Zeners are also used for regulation. This type of regulation is known as "shunt regulation" and while it's not as good as an active regulator circuit using a series pass element, it's "good enuff" in some cases, especially in low power circuits that draw a constant current and don't need very tight regulation. When used as a regulator, as opposed to a crowbar, a zener needs a series resistor to form an "inverted-L" attenuator, with the resistor acting as the upper leg of the attenuator and the zener as the bottom leg. The output voltage is taken from the junction of the two.
Zeners need a certain amount of current (a few mA, I don't recall the exact "typical" figure) passing through them at all times to maintain their zener voltage. The series resistor is calaculated thus:
R = (Vin - desired Vout) / (Iload + Izener)
OK, I just got up off my ass and checked one of my books. It gives 5mA as a "typical" value of zener current. So let's say we want to take 15VDC unregulated and spit out 12VDC regulated. Our circuit draws 20mA at 12VDC.
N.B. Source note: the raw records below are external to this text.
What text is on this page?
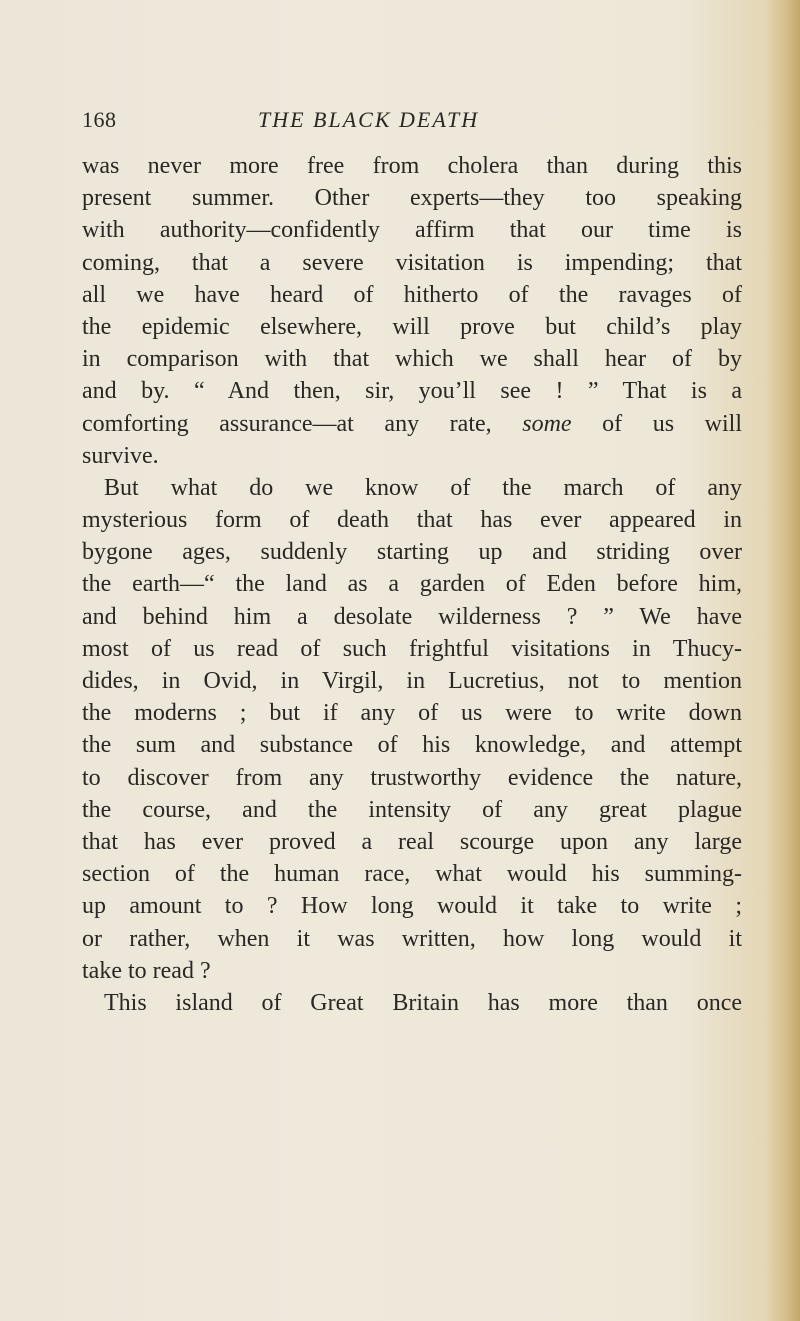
168	THE BLACK DEATH
was never more free from cholera than during this
present summer. Other experts—they too speaking
with authority—confidently affirm that our time is
coming, that a severe visitation is impending; that
all we have heard of hitherto of the ravages of
the epidemic elsewhere, will prove but child’s play
in comparison with that which we shall hear of by
and by. “ And then, sir, you’ll see ! ” That is a
comforting assurance—at any rate, some of us will
survive.
But what do we know of the march of any
mysterious form of death that has ever appeared in
bygone ages, suddenly starting up and striding over
the earth—“ the land as a garden of Eden before him,
and behind him a desolate wilderness ? ” We have
most of us read of such frightful visitations in Thucy-
dides, in Ovid, in Virgil, in Lucretius, not to mention
the moderns ; but if any of us were to write down
the sum and substance of his knowledge, and attempt
to discover from any trustworthy evidence the nature,
the course, and the intensity of any great plague
that has ever proved a real scourge upon any large
section of the human race, what would his summing-
up amount to ? How long would it take to write ;
or rather, when it was written, how long would it
take to read ?
This island of Great Britain has more than once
R = (15 - 12) / (.02 + .005) = 3 / .025 = 120 ohms.
Under normal operation, the resistor will dissipate (15 - 12)sq / 120 = .075W. If the supply were shorted, the resistor would have to dissipate 15sq/120=1.8watts. So we'd probably use a 5W resistor if we DIDN'T want it to blow. If we DID want it to blow, we'd use, say, a 1W resistor (flameproof, of course!).
But wait, what happens if no load is connected? The zener will draw whatever current is necessary to maintain about 12V across its terminals, in other words, the whole 25mA will pass through the zener. Therefore, the zener should have a rating of
P = .025 * 12 = 0.3W. So we'd use a 500mW zener.
Zeners are noisy. The zener in our hypothetical power supply should be bypassed by a filter cap, and ideally kept away from the signal circuits.
This has been a fun mental exercise. But in the real world, I'd probably reach for an LM317 :green:
Thanks Dave for that detailed explanation... After reading a bit more on it, I sat back and realized...When would I ever use this when I can shove an LM317 in there and have a lot more versatility!
Thanks! Learn summin' new every day.
Thanks! Learn summin' new every day.
NewYorkDave
Well-known member
Actually, it's good that you're considering unconventional ways of doing things instead of just reaching for the easy ready-made solution that everybody else uses. Even if you end up reaching the conclusion that the "standard" solution really is the better way, you've achieved a level of understanding that you wouldn't have had if you'd just taken the cookbook approach like most DIYers do.
This is why AoE has its "bad circuit" examples. It's just as important to be able to explain why a circuit won't work well, as it is to understand a circuit that does.
This is why AoE has its "bad circuit" examples. It's just as important to be able to explain why a circuit won't work well, as it is to understand a circuit that does.